Generation Jones - Wikipedia, the free encyclopedia
Generation Jones is a name for a demographic group born in the United States, and sometimes Canada, from 1954 through 1965. They are called this due to a decline in the birth rate; specifically, the U.S. birth rate fell for eleven consecutive years after 1957, the longest such decline in American history. The name is intended to contrast with the term "Baby Boomer"; indeed, the central purpose of its usage appears to be to deny Boomer affiliation on behalf of those born from 1958 through 1964, thus rejecting the mass media's widespread practice of observing 1960 or even 1964 as the baby boom's cutoff date. Approximately 43 million people were born in the United States during the years of the actual "bust;" adding immigrants and subtracting deaths of those born during this period, it is believed that about 41 million persons born during these years were alive in the United States as of the end of 2003.
The first identification of baby busters in this context appears to have been made by anthropologist Marvin Harris (1927-2001) in his 1981 book America Now (later re-released under the title Why Nothing Works: The Anthropology of Daily Life). In 1987, the word twentysomething was coined, an apparent back-formation of Thirtysomething, the title of a then-popular Baby Boomer-themed television series. Douglas Coupland's groundbreaking 1991 novel Generation X: Tales for an Accelerated Culture was dedicated to "the generation born in the late 1950s and 1960s," and in the following year's Presidential election the "under-35 generation" was frequently cited as the core supporters of third-party candidate Ross Perot. In his 2001 book, The Isolation Generation, Dean Anderson identifies a generation labeled the Pre-Lunar Space-Agers as having been born between the launch of Sputnik (October 4, 1957) and the Apollo 11 moon landing (July 20, 1969), thus making 1958 through 1968 the group's full birth years.
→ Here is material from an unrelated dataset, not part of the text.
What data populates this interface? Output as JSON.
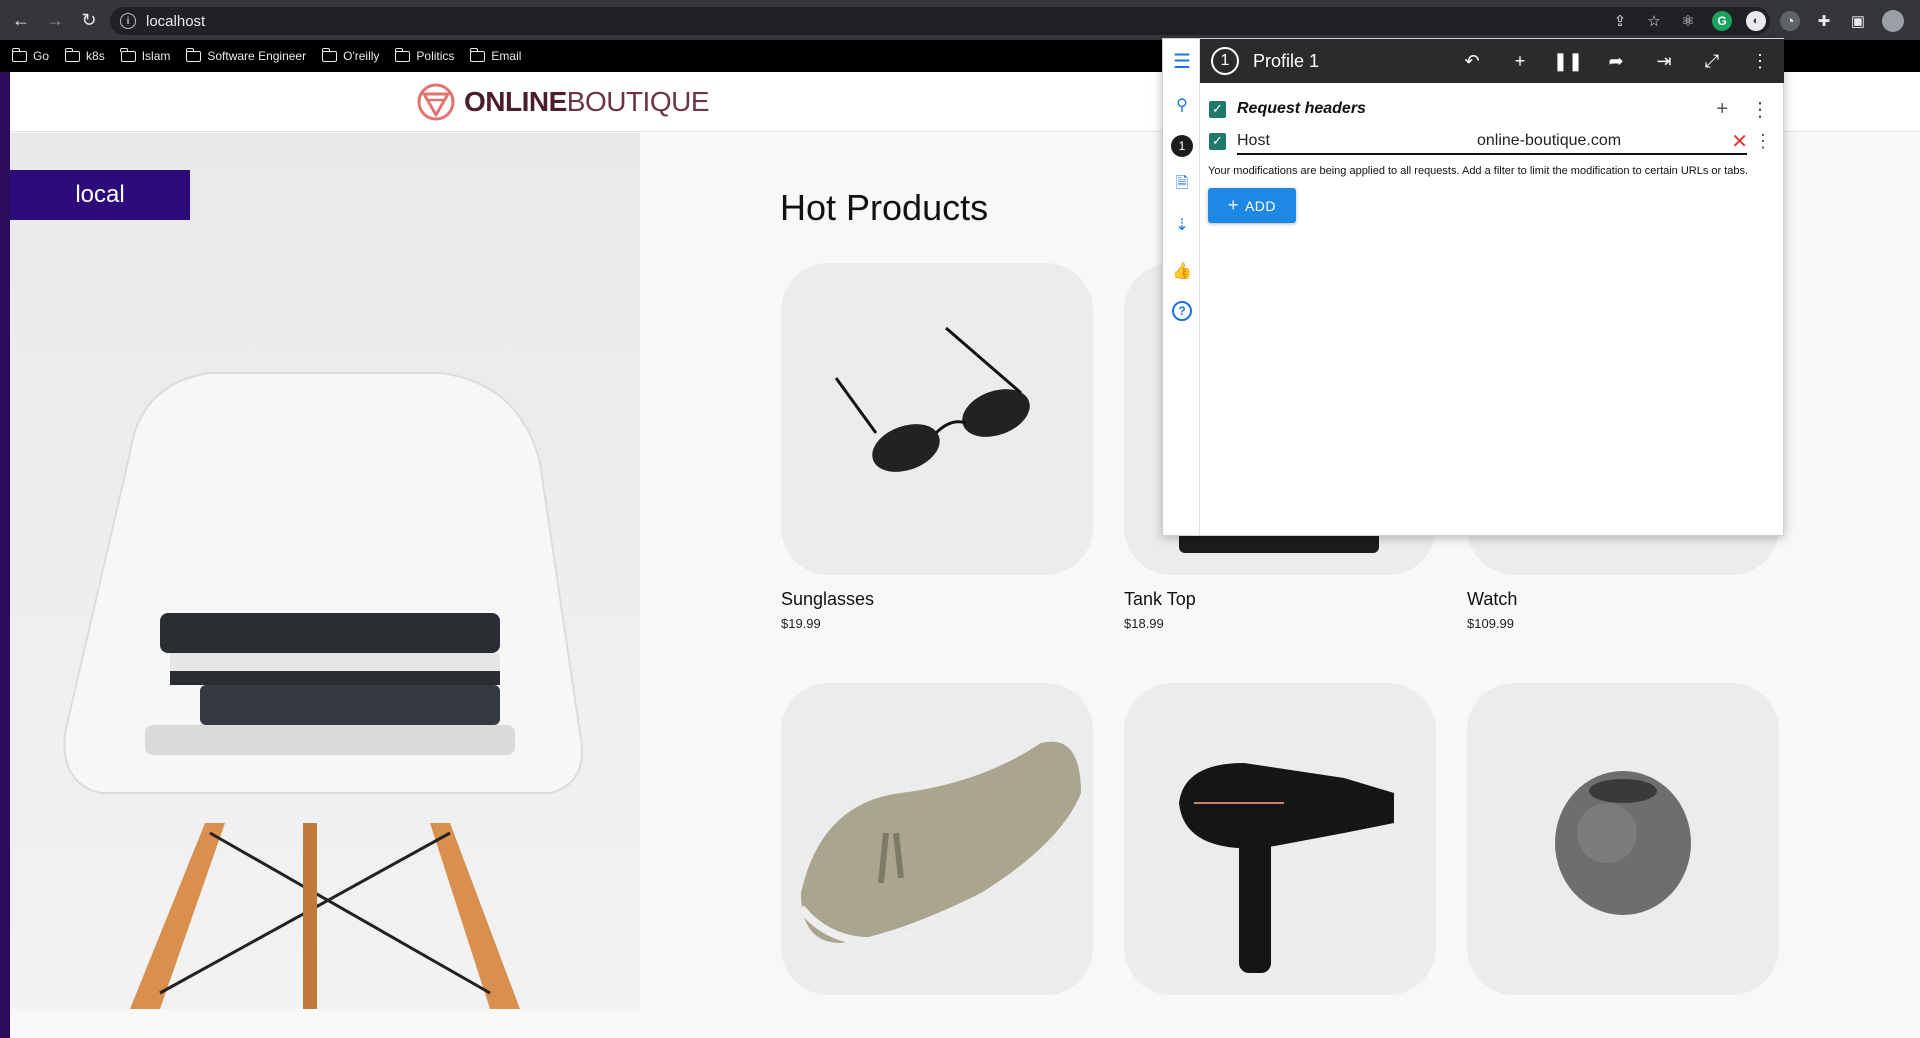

The psychographic position of the Jones Generation and how they relate to neighboring generations has been the subject of considerable debate. Some insist that they constitute an entirely separate group, between the Baby Boomers and Generation X, while others reckon them as an older subset of Generation X. The combination of the aforementioned dedication of Douglas Coupland's novel followed by the media obsession with "twentysomethings" that persisted well into the 1990s has only served to heighten the confusion.
Another frequently-encountered description of Jones Generation consists of the span of birth years 1965 through 1976 in the US. These years lie in between the end of Baby Boom (1964, beginning in 1946) and the beginning of the Echo Baby Boom (1977, ending in 1994 and sometimes known as "Generation Y," even though birth rates began a seven-year dip in 1991, this being the second longest such streak in modern history after the eleven-year decline of 1958-68 already alluded to), the conceptual children of the Baby Boomers. As plotted against a normal distribution curve, the Baby Boom had its apex in 1957 (4.3 million births), and was followed by a decline in births but was still a relatively large number of births (remaining at 4 million or above through 1964). The US Census Bureau defines the dearth in births from 1965 through 1976 in terms of demographic birth cohorts as the Baby Bust, although many in the advertising industry prefer to observe 1978 as the last such year (with Generation Y commencing with those born in 1979).